German is one of the most commonly spoken languages in the world. That being said, it’s not always easy to find german language datasets with a specific dialect or type of speech to train your models.
That’s why we’ve done the hard bit for you. Here at Twine, we’ve searched high and low to find the best German Language datasets.
Are you ready?
Let’s dive into our list of the best German Language datasets in 2022.
Here are our top picks for German Language datasets:
1. Multi30k Dataset
Created by Elliott et al. in 2016, the Multi30k Dataset of images paired with sentences in English and German. This dataset extends the Flickr30K dataset., in German, and English language. Containing 31,014 in n/a file format.
2. WebNLG (Enriched) Dataset
Created by Gardent et al. in 2017, the WebNLG (Enriched) Dataset consists of 25,298 (data, text) pairs and 9,674 distinct data units. The data units are sets of RDF triples extracted from DBPedia and the texts are sequences of one or more sentences verbalizing these data units., in German, and English language. Containing 25,298 in XML file format.
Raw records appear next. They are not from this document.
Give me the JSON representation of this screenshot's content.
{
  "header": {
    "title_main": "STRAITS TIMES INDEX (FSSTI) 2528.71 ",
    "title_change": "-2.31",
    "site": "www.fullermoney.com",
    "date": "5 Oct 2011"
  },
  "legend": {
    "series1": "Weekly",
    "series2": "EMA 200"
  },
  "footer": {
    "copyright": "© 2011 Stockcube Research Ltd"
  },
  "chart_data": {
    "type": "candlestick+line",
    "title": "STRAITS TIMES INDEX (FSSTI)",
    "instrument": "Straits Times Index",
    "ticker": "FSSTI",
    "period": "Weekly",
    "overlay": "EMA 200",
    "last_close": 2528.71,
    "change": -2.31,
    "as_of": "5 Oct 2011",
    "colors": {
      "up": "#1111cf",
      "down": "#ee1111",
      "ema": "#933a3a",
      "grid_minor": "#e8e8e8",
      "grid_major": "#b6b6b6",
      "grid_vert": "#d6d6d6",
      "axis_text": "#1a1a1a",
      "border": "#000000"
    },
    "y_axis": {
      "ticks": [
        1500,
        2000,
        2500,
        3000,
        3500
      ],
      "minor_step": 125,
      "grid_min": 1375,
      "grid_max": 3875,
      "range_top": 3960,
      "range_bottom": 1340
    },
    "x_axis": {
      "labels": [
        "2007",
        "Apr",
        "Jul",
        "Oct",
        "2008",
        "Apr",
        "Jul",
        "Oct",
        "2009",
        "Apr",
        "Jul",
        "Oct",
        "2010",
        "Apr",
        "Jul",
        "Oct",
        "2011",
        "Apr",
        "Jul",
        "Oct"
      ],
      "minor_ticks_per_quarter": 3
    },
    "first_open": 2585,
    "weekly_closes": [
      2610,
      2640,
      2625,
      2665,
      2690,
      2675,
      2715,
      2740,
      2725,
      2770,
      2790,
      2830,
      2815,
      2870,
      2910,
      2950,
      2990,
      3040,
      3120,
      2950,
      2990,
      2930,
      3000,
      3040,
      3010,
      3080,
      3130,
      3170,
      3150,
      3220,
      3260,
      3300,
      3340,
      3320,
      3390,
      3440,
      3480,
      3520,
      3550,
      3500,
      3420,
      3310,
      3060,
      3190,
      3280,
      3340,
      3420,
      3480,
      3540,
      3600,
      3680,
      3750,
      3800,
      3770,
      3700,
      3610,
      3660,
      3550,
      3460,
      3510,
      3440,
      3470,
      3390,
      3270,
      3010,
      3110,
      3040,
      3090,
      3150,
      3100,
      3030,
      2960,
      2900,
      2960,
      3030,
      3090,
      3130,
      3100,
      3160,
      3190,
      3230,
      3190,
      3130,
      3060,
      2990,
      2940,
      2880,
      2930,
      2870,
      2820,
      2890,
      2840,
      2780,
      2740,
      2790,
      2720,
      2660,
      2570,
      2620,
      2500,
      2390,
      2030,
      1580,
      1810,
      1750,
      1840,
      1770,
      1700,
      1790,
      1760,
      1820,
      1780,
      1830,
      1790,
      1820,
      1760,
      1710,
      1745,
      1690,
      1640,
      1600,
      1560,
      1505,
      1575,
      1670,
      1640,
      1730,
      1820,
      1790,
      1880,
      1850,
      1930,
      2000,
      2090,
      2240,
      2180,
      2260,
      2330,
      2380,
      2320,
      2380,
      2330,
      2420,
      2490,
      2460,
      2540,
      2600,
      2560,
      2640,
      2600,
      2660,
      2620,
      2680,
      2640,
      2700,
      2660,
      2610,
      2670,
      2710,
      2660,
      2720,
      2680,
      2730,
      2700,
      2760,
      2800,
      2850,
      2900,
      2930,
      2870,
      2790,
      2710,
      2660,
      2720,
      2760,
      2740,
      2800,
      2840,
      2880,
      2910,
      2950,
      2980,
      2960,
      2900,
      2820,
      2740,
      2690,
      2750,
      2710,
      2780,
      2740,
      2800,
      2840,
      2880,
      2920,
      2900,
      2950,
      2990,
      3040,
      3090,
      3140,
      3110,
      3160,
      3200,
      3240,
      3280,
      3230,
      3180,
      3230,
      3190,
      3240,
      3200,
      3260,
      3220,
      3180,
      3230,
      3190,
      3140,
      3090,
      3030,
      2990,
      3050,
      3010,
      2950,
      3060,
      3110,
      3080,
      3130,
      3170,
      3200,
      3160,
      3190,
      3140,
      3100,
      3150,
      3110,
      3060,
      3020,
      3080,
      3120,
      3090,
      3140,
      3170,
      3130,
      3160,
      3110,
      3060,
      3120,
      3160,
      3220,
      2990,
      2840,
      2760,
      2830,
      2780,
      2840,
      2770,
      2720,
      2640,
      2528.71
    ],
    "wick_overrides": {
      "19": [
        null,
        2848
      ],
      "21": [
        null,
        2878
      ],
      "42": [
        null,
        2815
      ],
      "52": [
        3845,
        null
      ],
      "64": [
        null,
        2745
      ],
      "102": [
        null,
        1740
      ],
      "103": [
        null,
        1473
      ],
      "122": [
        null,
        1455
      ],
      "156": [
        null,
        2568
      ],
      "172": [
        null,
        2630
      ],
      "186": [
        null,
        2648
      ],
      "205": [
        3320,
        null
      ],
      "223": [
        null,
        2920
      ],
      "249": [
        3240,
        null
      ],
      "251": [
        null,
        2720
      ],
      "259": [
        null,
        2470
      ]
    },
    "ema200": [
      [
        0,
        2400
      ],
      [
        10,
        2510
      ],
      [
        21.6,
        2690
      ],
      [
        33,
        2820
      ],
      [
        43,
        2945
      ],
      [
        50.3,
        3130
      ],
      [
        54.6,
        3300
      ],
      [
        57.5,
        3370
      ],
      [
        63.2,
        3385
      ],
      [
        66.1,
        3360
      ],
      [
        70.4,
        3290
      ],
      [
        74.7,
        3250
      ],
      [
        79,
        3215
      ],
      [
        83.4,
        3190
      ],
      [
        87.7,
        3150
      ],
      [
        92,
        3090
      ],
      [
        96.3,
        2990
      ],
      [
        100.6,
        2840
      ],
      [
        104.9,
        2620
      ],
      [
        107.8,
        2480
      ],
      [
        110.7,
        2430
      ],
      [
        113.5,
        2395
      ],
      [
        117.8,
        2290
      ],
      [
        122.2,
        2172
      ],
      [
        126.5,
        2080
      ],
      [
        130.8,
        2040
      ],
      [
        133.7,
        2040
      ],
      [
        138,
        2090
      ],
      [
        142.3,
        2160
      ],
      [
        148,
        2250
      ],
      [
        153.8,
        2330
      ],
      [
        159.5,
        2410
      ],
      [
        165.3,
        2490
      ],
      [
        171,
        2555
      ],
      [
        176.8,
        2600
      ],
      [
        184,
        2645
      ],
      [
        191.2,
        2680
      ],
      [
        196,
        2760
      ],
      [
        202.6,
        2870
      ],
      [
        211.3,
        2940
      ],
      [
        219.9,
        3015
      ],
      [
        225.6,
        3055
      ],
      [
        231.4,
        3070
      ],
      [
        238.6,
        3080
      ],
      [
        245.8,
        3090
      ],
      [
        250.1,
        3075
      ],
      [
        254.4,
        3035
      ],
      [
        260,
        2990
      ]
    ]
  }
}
3. Ten Thousand German News Articles Dataset (10kGNAD) Dataset
Created by Timo Block in 2019, the Ten Thousand German News Articles Dataset (10kGNAD) Dataset consists of 10273 german language news articles from an Austrian online newspaper categorized into nine topics., in German language. Containing 10,273 in CSV file format.
4. CC100-German Dataset
Created by Conneau & Wenzek et al. in 2020, the CC100-German This dataset is one of the 100 corpora of monolingual data that was processed from the January-December 2018 Commoncrawl snapshots from the CC-Net repository. The size of this corpus is 18G., in the German language. Containing n/a in Text file format.
5. GermEval 2014 NER Shared Task Dataset
Created by Benikova et al. in 2014, the GermEval 2014 NER Shared Task The data was sampled from German Wikipedia and News Corpora as a collection of citations. The dataset covers over 31,000 sentences corresponding to over 590,000 tokens., in the German language. Containing 31,000+ in TSV file format.
6. Event-focused Emotion Corpora for German and English Dataset
Created by Troiano et al. in 2019, the Event-focused Emotion Corpora for German and English German and English emotion corpora for emotion classification, annotated with crowdsourcing in the style of the ISEAR resources., in German, English language. Contains 2,002 in TSV file format.
To conclude, here are top picks for the best German Language datasets for your projects:
- Multi30k Dataset
- WebNLG (Enriched) Dataset
- Ten Thousand German News Articles Dataset (10kGNAD) Dataset
- CC100-German Dataset
- GermEval 2014 NER Shared Task Dataset
- Event-focused Emotion Corpora for German and English Dataset
We hope that this list has either helped you find a dataset for your project or, realize the myriad of options available to you.
If there are any datasets you would like us to add to the list then please let us know here.
If you would like to find out more about how we could help build a custom dataset for your project then please don’t hesitate to contact us!
Let us help you do the math – check our AI dataset project calculator.